Tax 2023: Expert tips for the end of financial year
Aussies will do just about anything to avoid filling out their taxes in 2023, but there are ways to make the EOFY process less taxing.
NSW
Don't miss out on the headlines from NSW. Followed categories will be added to My News.
Almost 20 per cent of NSW residents would rather pick up dog poop than complete their tax return in 2023, 11 per cent would prefer to get stuck in an elevator with a sweaty stranger and 18 per cent would prefer to take the middle seat on a long-haul flight.
Indeed, it seems Aussies will do just about anything to avoid filling out their taxes, according to new research commissioned by Intuit QuickBooks, conducted by YouGov.
But as cost-of-living pressures continue and we approach tax time, there are ways to make the EOFY process less taxing for individuals and small business owners.
Gabi Andrade, co-founder of Lionfish Collective, a northern beaches tattoo studio, says accounting software allows her to manage her business finances in one place.
“Intuit QuickBooks helps me a lot ... I can keep an eye on what’s going on and we’ve integrated it with the ATO, which makes life so much easier,” Andrade says.
“I have created a strong network with a great team of employees, my amazing accountant, and using digital tools to simplify the admin of tax time.
“It’s important for small business owners to keep a positive outlook. Take a deep breath, have a laugh and remember that tax time is a great time to start fresh and build future growth that is good for the business and for everyone else on the planet.”
GET SOME HELP
The research reveals 31 per cent of people in NSW find the end of the financial year and tax submission time stressful.
One third also find completing their tax returns difficult – suggesting the ATO’s auto-fill capabilities aren’t as user-friendly as they could be, says Intuit QuickBooks Australia accountant Damien Greathead.
“The biggest barriers for those who find the tax return process challenging are a lack of knowledge and understanding of the correct process, lack of motivation to complete it and lack of organisation,” he says.
“A common issue is that people don’t prepare for tax time throughout the year and need to backtrack their finances. Typical tax time pain points, like having to retroactively calculate mileage and track down missing receipts, are easily avoided by using software as you go.
“Small businesses tell us that leaning on professional advisers (accountants or bookkeepers) for advice and support is vital for helping them plan for the year ahead. These professionals help small businesses factor in things like price changes and yearly peaks and troughs, whilst ensuring they set enough money aside for tax.”
As well as the Intuit QuickBooks app, the ATO has a number of free online tools to help “keep track of things throughout the year”, Greathead says.

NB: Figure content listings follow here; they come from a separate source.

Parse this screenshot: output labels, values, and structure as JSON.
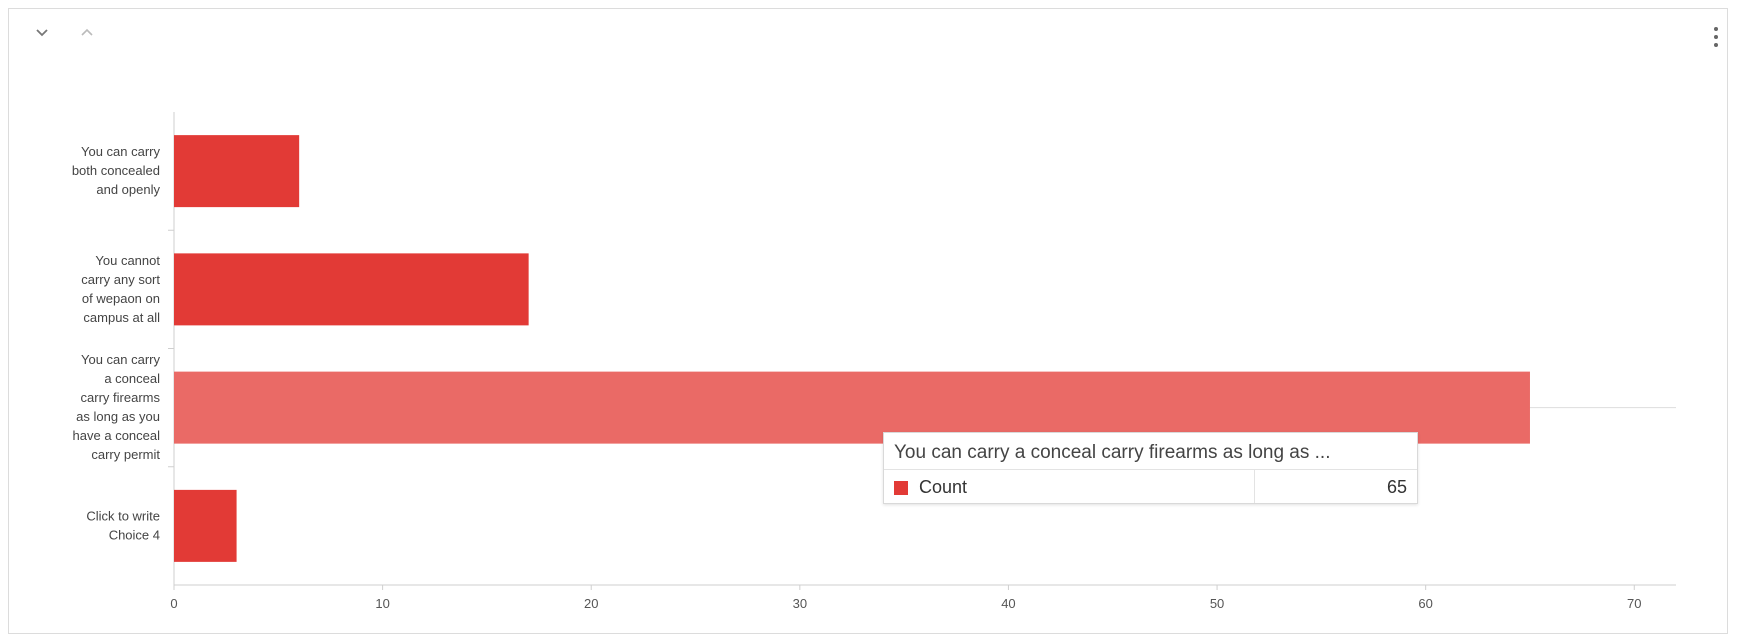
{
  "colors": {
    "bar": "#e23a36",
    "bar_highlight": "#ea6a66",
    "axis": "#cfcfcf",
    "text": "#444444"
  },
  "toolbar": {
    "collapse_icon": "chevron-down-icon",
    "expand_icon": "chevron-up-icon",
    "menu_icon": "vertical-ellipsis-icon"
  },
  "chart_data": {
    "type": "bar",
    "orientation": "horizontal",
    "categories": [
      "You can carry both concealed and openly",
      "You cannot carry any sort of wepaon on campus at all",
      "You can carry a conceal carry firearms as long as you have a conceal carry permit",
      "Click to write Choice 4"
    ],
    "category_lines": [
      [
        "You can carry",
        "both concealed",
        "and openly"
      ],
      [
        "You cannot",
        "carry any sort",
        "of wepaon on",
        "campus at all"
      ],
      [
        "You can carry",
        "a conceal",
        "carry firearms",
        "as long as you",
        "have a conceal",
        "carry permit"
      ],
      [
        "Click to write",
        "Choice 4"
      ]
    ],
    "series": [
      {
        "name": "Count",
        "values": [
          6,
          17,
          65,
          3
        ]
      }
    ],
    "xlim": [
      0,
      72
    ],
    "xticks": [
      "0",
      "10",
      "20",
      "30",
      "40",
      "50",
      "60",
      "70"
    ],
    "highlighted_index": 2,
    "grid": false,
    "legend": "none",
    "tooltip": {
      "title": "You can carry a conceal carry firearms as long as ...",
      "series": "Count",
      "value": "65"
    }
  }
}
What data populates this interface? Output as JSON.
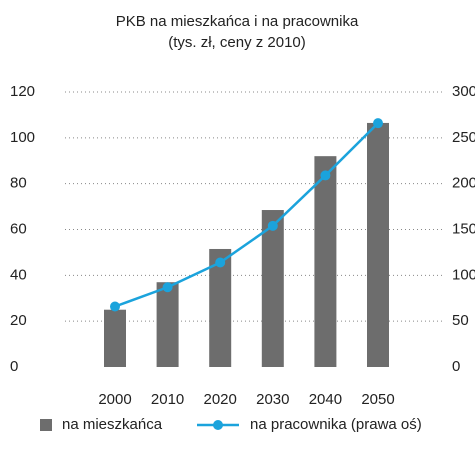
{
  "chart_data": {
    "type": "combo",
    "title": "PKB na mieszkańca i na pracownika",
    "subtitle": "(tys. zł, ceny z 2010)",
    "categories": [
      "2000",
      "2010",
      "2020",
      "2030",
      "2040",
      "2050"
    ],
    "series": [
      {
        "name": "na mieszkańca",
        "type": "bar",
        "color": "#6d6d6d",
        "values": [
          25,
          37,
          51.5,
          68.5,
          92,
          106.5
        ]
      },
      {
        "name": "na pracownika (prawa oś)",
        "type": "line",
        "axis": "y2",
        "color": "#1ba3dc",
        "values": [
          66,
          87,
          114,
          154,
          209,
          266
        ]
      }
    ],
    "ylim": [
      0,
      120
    ],
    "yticks": [
      0,
      20,
      40,
      60,
      80,
      100,
      120
    ],
    "y2lim": [
      0,
      300
    ],
    "y2ticks": [
      0,
      50,
      100,
      150,
      200,
      250,
      300
    ],
    "grid": true,
    "legend": "bottom"
  }
}
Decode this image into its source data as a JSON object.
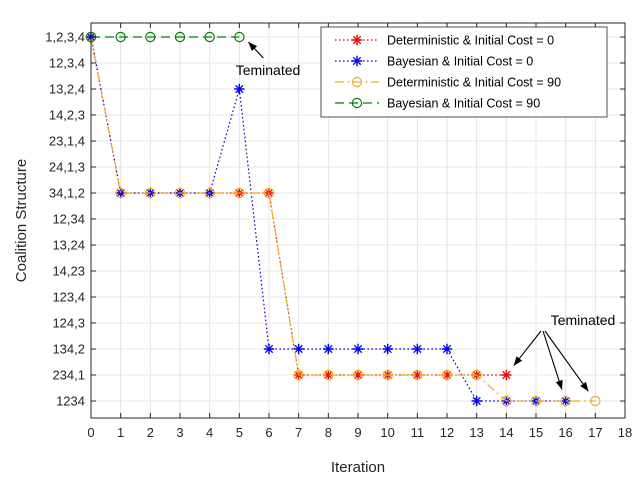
{
  "chart_data": {
    "type": "line",
    "xlabel": "Iteration",
    "ylabel": "Coalition Structure",
    "xlim": [
      0,
      18
    ],
    "x_ticks": [
      0,
      1,
      2,
      3,
      4,
      5,
      6,
      7,
      8,
      9,
      10,
      11,
      12,
      13,
      14,
      15,
      16,
      17,
      18
    ],
    "categories": [
      "1,2,3,4",
      "12,3,4",
      "13,2,4",
      "14,2,3",
      "23,1,4",
      "24,1,3",
      "34,1,2",
      "12,34",
      "13,24",
      "14,23",
      "123,4",
      "124,3",
      "134,2",
      "234,1",
      "1234"
    ],
    "grid": true,
    "legend_position": "top-right",
    "series": [
      {
        "name": "Deterministic & Initial Cost = 0",
        "color": "#ff0000",
        "line": "dotted",
        "marker": "asterisk",
        "x": [
          0,
          1,
          2,
          3,
          4,
          5,
          6,
          7,
          8,
          9,
          10,
          11,
          12,
          13,
          14
        ],
        "y": [
          "1,2,3,4",
          "34,1,2",
          "34,1,2",
          "34,1,2",
          "34,1,2",
          "34,1,2",
          "34,1,2",
          "234,1",
          "234,1",
          "234,1",
          "234,1",
          "234,1",
          "234,1",
          "234,1",
          "234,1"
        ]
      },
      {
        "name": "Bayesian & Initial Cost = 0",
        "color": "#0000ff",
        "line": "dotted",
        "marker": "asterisk",
        "x": [
          0,
          1,
          2,
          3,
          4,
          5,
          6,
          7,
          8,
          9,
          10,
          11,
          12,
          13,
          14,
          15,
          16
        ],
        "y": [
          "1,2,3,4",
          "34,1,2",
          "34,1,2",
          "34,1,2",
          "34,1,2",
          "13,2,4",
          "134,2",
          "134,2",
          "134,2",
          "134,2",
          "134,2",
          "134,2",
          "134,2",
          "1234",
          "1234",
          "1234",
          "1234"
        ]
      },
      {
        "name": "Deterministic & Initial Cost = 90",
        "color": "#edb120",
        "line": "dashdot",
        "marker": "circle",
        "x": [
          0,
          1,
          2,
          3,
          4,
          5,
          6,
          7,
          8,
          9,
          10,
          11,
          12,
          13,
          14,
          15,
          16,
          17
        ],
        "y": [
          "1,2,3,4",
          "34,1,2",
          "34,1,2",
          "34,1,2",
          "34,1,2",
          "34,1,2",
          "34,1,2",
          "234,1",
          "234,1",
          "234,1",
          "234,1",
          "234,1",
          "234,1",
          "234,1",
          "1234",
          "1234",
          "1234",
          "1234"
        ]
      },
      {
        "name": "Bayesian & Initial Cost = 90",
        "color": "#008000",
        "line": "dashed",
        "marker": "circle",
        "x": [
          0,
          1,
          2,
          3,
          4,
          5
        ],
        "y": [
          "1,2,3,4",
          "1,2,3,4",
          "1,2,3,4",
          "1,2,3,4",
          "1,2,3,4",
          "1,2,3,4"
        ]
      }
    ],
    "annotations": [
      {
        "text": "Teminated",
        "targets": [
          [
            5,
            "1,2,3,4"
          ]
        ]
      },
      {
        "text": "Teminated",
        "targets": [
          [
            14,
            "234,1"
          ],
          [
            16,
            "1234"
          ],
          [
            17,
            "1234"
          ]
        ]
      }
    ]
  }
}
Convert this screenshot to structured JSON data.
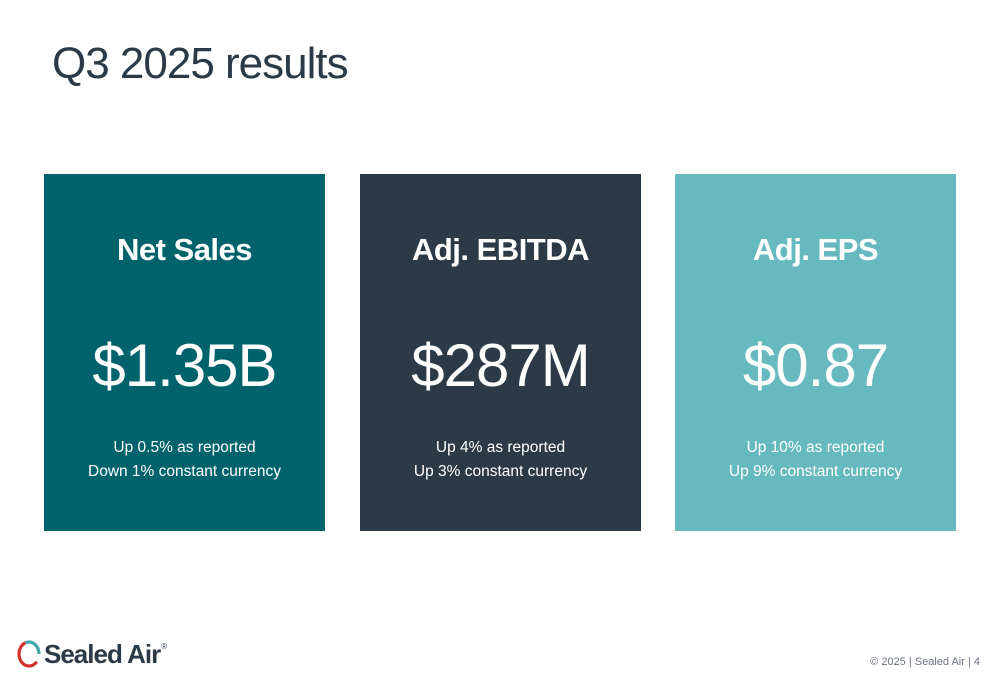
{
  "title": "Q3 2025 results",
  "colors": {
    "title_text": "#2c3a47",
    "card_net_sales": "#00636b",
    "card_ebitda": "#2c3a47",
    "card_eps": "#66b9bf",
    "logo_red": "#d62f2f",
    "logo_teal": "#40a6ad"
  },
  "cards": [
    {
      "heading": "Net Sales",
      "value": "$1.35B",
      "note1": "Up 0.5% as reported",
      "note2": "Down 1% constant currency"
    },
    {
      "heading": "Adj. EBITDA",
      "value": "$287M",
      "note1": "Up 4% as reported",
      "note2": "Up 3% constant currency"
    },
    {
      "heading": "Adj. EPS",
      "value": "$0.87",
      "note1": "Up 10% as reported",
      "note2": "Up 9% constant currency"
    }
  ],
  "logo": {
    "text": "Sealed Air",
    "registered": "®",
    "icon": "sealed-air-logo-icon"
  },
  "footer": "© 2025  |  Sealed Air  |  4"
}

“Aussie small businesses have had a tough few years. Whether you’re a tradie, hairdresser or a fast-paced start-up, tax time adds significant stress and mental load. Working with an accountant or bookkeeper, or using the online accounting software, can reduce stress and get vital time back.”
EXPERT ADVICE
Jimmy Nguyen, senior tax accountant at DKM Accounting, shares his tips for a less stressful tax time:
• Use cloud accounting software (to streamline processes): Making use of software and digital tools will provide business owners with better oversight of their finances, increased speed in getting paid and ensuring tax deductions are maximised. It also means you’re less likely to make an error or omission. Having tax and accounting software like Intuit QuickBooks makes all the difference at the end of the financial year.
• Know your deadlines: October 31 is the deadline to lodge your own tax re- turn each year. If you choose to use the services of a registered tax agent (ie. an accountant), this deadline is extended to May 15 the following year (however, you will need to engage an adviser before October 31 in order to take advantage of this extended deadline). Once registered, they will be able to help complete the year’s tax return as well as any other years you may have missed. The cost of using a tax agent is completely tax-deductible, regardless of when you lodge your return.
• Not all real estate agents (property managers) provide EOFY statements, so be sure to ask for them: They will give you a clear indication of what expenses you can claim as deductions and any rental-related income you will need to declare in your return. The ATO website has helpful advice on rental income and expenses.
• Appreciate depreciation: Many people still don’t know the value of depreciation. Put simply, depreciation is a reduction in the value of an asset over time, due in particular to wear and tear. Tax depreciation is a process by which tax-paying businesses write off the depreciation as an expense on their tax returns, in order to recover the cost that they’ve invested in a certain type of asset. Advisers are best placed to help you understand the value of depreciation (if relevant) at tax time.
• Prioritise getting good advice and support: Investing in a relationship with a trusted adviser, such as an accountant, is one of the best ways to maximise your success and help ease and manage the burden of tax time.